In 2026 mining permits recorded in the Congolese mining cadastre overlap approximately 12.3 million hectares of the corridor, about 23% of its area, and that 3.4 million hectares of protected areas within the corridor are affected. This pressure is concentrated in the eastern part of the corridor, where mining activity was already widespread. Because oil blocks and mining permits overlap one another in places, the two shares are not additive.

Approximately 1 million hectares of formally recognised community forest lie within the corridor, and 63% of all community forests recognised across the DRC fall within blocks offered in the 2025 licensing round.
== Consultation and Indigenous Rights ==

Forest communities said they had not been consulted on the corridor. Kapupu Diwa Mutimanwa, president of the League of Indigenous Pygmy Associations of Congo, told Climate Home News: "We have not been consulted about this project." Greenpeace Africa said the project risked perpetuating neo-colonialism and had not respected the principle of community buy-in during planning.

Supporters point to the Virunga Alliance as a model that could be partly replicated, while civil-society representatives continue to press for inclusive and transparent implementation.
== Governance and Legal Concerns ==

Decree No. 25/01, signed on 15 January 2025 by Prime Minister Judith Suminwa, established the corridor and provides that its creation does not create, modify or extinguish any pre-existing right held by local communities or any other third party until zones have been allocated following a public inquiry.

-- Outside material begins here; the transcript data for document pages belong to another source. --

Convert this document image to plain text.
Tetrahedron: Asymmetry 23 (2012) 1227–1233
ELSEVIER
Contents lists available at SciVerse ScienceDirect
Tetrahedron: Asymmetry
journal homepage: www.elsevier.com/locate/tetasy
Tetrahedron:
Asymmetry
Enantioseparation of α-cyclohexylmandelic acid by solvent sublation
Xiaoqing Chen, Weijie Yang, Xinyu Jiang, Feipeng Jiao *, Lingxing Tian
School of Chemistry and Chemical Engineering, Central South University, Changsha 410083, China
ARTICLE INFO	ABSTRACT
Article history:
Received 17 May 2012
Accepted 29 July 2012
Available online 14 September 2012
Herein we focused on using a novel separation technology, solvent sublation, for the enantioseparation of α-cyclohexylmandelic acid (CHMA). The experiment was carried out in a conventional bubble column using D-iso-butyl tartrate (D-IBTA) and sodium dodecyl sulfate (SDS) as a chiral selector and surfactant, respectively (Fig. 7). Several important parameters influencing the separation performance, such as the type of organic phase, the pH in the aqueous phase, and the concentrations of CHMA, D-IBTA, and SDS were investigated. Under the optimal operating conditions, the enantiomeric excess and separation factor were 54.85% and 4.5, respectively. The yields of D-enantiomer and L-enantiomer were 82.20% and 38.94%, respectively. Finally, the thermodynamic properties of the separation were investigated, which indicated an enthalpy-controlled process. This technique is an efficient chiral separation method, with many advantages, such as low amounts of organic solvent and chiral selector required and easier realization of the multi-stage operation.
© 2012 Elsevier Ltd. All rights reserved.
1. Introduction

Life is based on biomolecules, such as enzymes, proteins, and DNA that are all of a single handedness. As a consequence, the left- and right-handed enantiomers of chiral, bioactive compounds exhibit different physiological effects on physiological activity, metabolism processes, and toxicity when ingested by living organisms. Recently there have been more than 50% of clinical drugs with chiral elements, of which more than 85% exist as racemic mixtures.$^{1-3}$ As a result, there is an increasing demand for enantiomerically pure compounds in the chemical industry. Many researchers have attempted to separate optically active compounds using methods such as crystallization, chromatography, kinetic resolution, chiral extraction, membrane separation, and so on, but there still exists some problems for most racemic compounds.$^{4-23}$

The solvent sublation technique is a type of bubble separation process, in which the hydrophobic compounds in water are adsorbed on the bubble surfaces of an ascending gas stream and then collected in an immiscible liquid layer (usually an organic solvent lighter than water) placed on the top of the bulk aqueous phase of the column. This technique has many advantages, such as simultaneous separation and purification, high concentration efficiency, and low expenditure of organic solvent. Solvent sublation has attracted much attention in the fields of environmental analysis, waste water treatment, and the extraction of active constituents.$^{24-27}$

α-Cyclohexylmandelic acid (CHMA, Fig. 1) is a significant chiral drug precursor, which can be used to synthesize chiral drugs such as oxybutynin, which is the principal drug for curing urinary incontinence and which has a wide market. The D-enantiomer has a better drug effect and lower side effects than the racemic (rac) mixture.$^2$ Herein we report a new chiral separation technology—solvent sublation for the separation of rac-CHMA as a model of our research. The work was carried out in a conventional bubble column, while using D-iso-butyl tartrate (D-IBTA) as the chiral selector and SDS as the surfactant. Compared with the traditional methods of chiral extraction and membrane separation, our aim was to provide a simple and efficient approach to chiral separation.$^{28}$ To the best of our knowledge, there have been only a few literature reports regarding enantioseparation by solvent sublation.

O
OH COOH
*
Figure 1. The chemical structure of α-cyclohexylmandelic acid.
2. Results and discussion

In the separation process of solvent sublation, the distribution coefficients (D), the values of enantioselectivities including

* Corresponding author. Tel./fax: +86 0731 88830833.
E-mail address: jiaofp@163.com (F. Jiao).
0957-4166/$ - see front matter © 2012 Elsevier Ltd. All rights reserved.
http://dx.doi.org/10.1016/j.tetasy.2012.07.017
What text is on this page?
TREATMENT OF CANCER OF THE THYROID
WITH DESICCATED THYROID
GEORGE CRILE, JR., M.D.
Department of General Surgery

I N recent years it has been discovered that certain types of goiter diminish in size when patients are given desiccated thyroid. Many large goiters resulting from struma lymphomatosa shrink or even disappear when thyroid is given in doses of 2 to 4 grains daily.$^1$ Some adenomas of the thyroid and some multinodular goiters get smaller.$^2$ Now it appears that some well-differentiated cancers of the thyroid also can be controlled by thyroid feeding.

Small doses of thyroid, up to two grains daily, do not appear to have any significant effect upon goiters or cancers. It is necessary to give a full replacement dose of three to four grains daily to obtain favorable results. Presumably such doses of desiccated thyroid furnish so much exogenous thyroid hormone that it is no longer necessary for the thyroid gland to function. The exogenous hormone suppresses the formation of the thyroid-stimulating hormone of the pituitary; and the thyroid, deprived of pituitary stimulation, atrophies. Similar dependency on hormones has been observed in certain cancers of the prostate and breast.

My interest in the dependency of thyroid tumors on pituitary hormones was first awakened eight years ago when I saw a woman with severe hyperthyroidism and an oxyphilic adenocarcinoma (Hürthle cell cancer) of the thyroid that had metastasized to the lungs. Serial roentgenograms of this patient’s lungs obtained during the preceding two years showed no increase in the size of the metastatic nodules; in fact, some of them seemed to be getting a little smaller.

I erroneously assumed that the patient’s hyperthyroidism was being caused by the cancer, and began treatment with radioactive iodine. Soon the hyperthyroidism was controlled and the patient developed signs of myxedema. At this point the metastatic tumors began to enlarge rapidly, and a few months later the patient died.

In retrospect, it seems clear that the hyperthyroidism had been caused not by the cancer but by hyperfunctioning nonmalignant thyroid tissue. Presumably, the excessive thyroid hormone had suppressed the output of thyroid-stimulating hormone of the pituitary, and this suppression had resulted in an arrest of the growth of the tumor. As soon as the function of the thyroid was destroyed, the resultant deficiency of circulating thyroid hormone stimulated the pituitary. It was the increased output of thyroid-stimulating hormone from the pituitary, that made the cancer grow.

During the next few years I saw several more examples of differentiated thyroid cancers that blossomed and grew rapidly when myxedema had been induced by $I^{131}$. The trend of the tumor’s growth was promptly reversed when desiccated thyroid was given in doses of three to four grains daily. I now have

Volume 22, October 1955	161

Because the category of third parties includes holders of oil, mining and forestry licences, the clause preserves existing extractive rights during the transitional period on the same footing as customary community rights, and that no timetable for the public inquiry had been published.

Under the decree, operational management may be delegated to a public or private body or consortium selected on the basis of financial capacity and experience in conservation and sustainable development, under a public-private partnership, with local communities assigned a consultative role in preparing the management plan. Greenpeace Africa, Rainforest Foundation UK and other environmental groups have called for the application of free, prior and informed consent, citing obligations under Congolese law on the rights of Indigenous Pygmy peoples.
== Calls for a Moratorium ==

In a 2026 policy brief, Greenpeace Africa called for an immediate moratorium on new oil, gas and mining projects within the corridor and for it to be declared a no-go zone for extractive projects; for overlapping oil blocks to be cancelled; for the existing moratorium on new logging concessions to be maintained; for an investment exclusion list to be adopted and published; and for the full implementation of free, prior and informed consent. The Earth Insight report likewise recommended that the 2025 licensing round be cancelled and that donor financing be aligned with the DRC's biodiversity, rights and climate commitments.